Friday, June 20, 2025

Acadian rediscovery: Linguists shine spotlight on Torbé region

  • June 18 2025
  • By Alec Bruce, Local Journalism Initiative Reporter    

TOR BAY — When two linguists from British Columbia and France set out to map the fading edges of Acadian French, they didn’t expect to find a living legacy in one of Nova Scotia’s least known Acadian communities. But that’s exactly what happened earlier this month, when Catherine Léger and Pierre-Don Giancarli landed in the Torbé region – curious, cautious and ultimately astonished.

“They were quite surprised at how much we had done to preserve our culture and history,” said Jude Avery, educator, historian, author and president of La Société Acadienne de Torbé, which hosted the scholars for four days. “They knew the language is pretty well gone, but the culture was still very strong.”

The visit, which included interviews with Sylvester Pellerin, Gordon Pellerin, Deborah Pellerin, Brian Richard and Avery, was part of a broader linguistic project. Léger, based at the University of Victoria, and Giancarli, from the Université de Poitiers, are compiling an archive of regional Acadian speech. Their previous fieldwork focused on Chéticamp and Isle Madame. Torbé was not on their radar – until, by chance, they heard about it while driving across the province.

“When they found out about the Tor Bay area, that there were Acadians here ... they said, ‘Oh, we’ve never been there, so we’ve got to come back and explore this a bit further,’” said Avery. “So, that’s what brought them here this year – their curiosity.”

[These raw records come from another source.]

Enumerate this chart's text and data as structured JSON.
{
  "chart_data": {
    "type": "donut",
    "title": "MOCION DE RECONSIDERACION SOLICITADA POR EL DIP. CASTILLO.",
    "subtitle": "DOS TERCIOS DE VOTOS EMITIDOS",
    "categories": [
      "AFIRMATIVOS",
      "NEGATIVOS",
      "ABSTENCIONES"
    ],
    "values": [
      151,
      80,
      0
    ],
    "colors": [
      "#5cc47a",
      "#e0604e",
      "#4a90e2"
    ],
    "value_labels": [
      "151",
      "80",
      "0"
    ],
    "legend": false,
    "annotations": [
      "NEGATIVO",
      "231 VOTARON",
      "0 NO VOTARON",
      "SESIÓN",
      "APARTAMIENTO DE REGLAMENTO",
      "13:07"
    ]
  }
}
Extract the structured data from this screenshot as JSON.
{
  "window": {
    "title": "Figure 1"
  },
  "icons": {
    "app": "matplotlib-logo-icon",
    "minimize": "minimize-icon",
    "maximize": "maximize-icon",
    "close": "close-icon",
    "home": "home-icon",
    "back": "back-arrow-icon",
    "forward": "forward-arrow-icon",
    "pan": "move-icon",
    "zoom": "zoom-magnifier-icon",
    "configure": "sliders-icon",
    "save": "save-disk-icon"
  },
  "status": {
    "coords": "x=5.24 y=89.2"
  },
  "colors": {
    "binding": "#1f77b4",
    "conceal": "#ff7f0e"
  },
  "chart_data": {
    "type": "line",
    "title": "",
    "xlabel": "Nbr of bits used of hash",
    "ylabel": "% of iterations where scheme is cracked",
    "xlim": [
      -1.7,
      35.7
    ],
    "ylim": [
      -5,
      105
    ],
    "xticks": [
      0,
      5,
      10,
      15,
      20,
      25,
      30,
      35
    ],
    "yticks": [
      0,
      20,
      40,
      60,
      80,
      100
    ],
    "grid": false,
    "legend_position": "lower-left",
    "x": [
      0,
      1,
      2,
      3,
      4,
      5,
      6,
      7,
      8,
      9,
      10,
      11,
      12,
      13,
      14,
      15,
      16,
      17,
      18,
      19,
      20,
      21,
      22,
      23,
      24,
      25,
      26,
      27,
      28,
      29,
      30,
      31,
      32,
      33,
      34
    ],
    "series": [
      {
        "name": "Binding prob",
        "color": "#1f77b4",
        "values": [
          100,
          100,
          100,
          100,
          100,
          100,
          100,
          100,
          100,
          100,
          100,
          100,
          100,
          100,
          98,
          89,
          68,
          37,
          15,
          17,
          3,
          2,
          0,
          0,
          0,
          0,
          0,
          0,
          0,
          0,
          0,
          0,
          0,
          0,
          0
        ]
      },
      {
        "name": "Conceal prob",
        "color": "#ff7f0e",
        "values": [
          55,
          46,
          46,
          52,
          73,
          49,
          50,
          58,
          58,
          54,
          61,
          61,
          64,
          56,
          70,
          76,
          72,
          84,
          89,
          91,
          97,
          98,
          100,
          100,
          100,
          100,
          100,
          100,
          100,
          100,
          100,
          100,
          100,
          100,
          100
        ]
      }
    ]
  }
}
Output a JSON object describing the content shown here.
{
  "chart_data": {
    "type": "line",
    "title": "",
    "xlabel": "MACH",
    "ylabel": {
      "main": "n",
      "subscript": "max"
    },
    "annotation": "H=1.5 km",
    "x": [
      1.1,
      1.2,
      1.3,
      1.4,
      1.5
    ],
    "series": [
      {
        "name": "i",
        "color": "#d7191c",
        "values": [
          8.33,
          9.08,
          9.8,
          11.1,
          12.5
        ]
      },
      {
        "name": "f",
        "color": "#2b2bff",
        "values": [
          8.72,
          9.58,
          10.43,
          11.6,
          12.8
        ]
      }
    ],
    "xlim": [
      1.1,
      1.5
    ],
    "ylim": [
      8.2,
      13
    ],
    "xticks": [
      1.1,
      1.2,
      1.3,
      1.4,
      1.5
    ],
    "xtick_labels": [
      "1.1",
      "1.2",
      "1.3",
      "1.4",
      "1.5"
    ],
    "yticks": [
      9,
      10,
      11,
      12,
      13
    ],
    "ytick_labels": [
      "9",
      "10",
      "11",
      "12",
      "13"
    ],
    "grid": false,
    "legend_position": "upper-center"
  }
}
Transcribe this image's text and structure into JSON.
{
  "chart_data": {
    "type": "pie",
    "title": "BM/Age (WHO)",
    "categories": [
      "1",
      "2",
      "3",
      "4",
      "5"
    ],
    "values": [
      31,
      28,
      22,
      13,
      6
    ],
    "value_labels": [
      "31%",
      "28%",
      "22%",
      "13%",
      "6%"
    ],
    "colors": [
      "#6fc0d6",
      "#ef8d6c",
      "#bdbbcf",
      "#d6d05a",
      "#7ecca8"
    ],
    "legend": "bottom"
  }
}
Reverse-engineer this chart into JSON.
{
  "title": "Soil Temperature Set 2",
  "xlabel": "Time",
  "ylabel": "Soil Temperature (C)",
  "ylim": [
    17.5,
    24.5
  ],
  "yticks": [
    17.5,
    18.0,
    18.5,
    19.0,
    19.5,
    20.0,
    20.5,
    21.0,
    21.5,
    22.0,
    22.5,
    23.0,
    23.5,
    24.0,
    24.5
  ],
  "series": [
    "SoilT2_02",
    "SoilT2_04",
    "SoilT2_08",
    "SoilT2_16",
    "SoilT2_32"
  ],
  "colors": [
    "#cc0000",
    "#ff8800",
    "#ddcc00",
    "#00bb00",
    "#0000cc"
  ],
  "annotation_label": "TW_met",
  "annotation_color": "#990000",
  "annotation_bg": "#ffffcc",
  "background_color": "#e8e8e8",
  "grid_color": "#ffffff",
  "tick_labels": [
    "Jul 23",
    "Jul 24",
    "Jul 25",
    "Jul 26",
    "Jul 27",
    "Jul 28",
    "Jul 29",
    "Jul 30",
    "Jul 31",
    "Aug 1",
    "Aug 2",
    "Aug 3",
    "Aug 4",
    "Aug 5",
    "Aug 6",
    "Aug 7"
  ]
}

What they found was a community once nearly erased through assimilation, now methodically reclaiming its identity. “Basically, this was ... just about totally assimilated,” Avery said. “The only people that speak French are those that are late 60s, maybe mid to late 60s, upwards. You know, the younger kids are learning it now, but they didn’t get it from the homes.”

That’s where the local school comes in. Since the region’s official designation as an Acadian community in 2021 and the opening of its school École Belle Baie in 2023, language reclamation has begun in earnest. “The school has allowed us a means to reclaim our language, which is ... kind of, I guess an anomaly here, because it really has not happened anywhere else,” Avery said. “Here it’s more than rekindling. I’d say a total reclamation that’s required.”

For Léger and Giancarli, the implications were immediate. “We discovered a welcoming, open, supportive and value-driven community, with an active school staff dedicated to its students,” they wrote in a follow-up summary. Their audio recordings and transcriptions, they said, aim “to describe and explain [the language’s] possible particularities ... and its similarities with pre-classical French (circa 1550–1660).”

The research will be shared with the Société Nationale de l’Acadie and the cultural centre Maison de l’Acadie in the Poitiers region of France – long considered a cradle of Acadian emigration. “That’s where people basically go to get information and share information on the Acadians,” Avery said. “If you’re from France and you want to know more about them, that’s the place to go. If you’re from North America and you go to France and you want to connect your roots there, that’s also the place to go.”

The region has attracted scholarly interest before. “We had a linguist here in the 1990s that came from Toulouse, France ... he came and did basically the same sort of research as these people did, only he got here before it was a total assimilation. There were a larger number of us who still spoke the language.”

Still, Avery said, the pace of cultural revival accelerated only after official recognition. “It has been [a crisis], and it would have been definitely a lost case. If we had not been recognized in 2021, we would not have gotten the school and all these visitors that are now coming would not have been coming with a degree of regularity and with the inquisitiveness that they now have.”

And the visitors keep coming. Avery confirmed that Senator Réjean Aucoin, an Acadian, is planning a return visit in August.

Asked whether Torbé’s story signals a wider rediscovery, Avery didn’t hesitate. “This is just one of the steps ... there were many steps. It’s a fairly long history. And, when I say a long history, I’m talking about a long recent history. This is something that we’ve been working hard at for the last 50 years, but it really started to take hold when we were finally accepted as an Acadian region.”

One scholar at a time, the story of Torbé is now beginning to be told.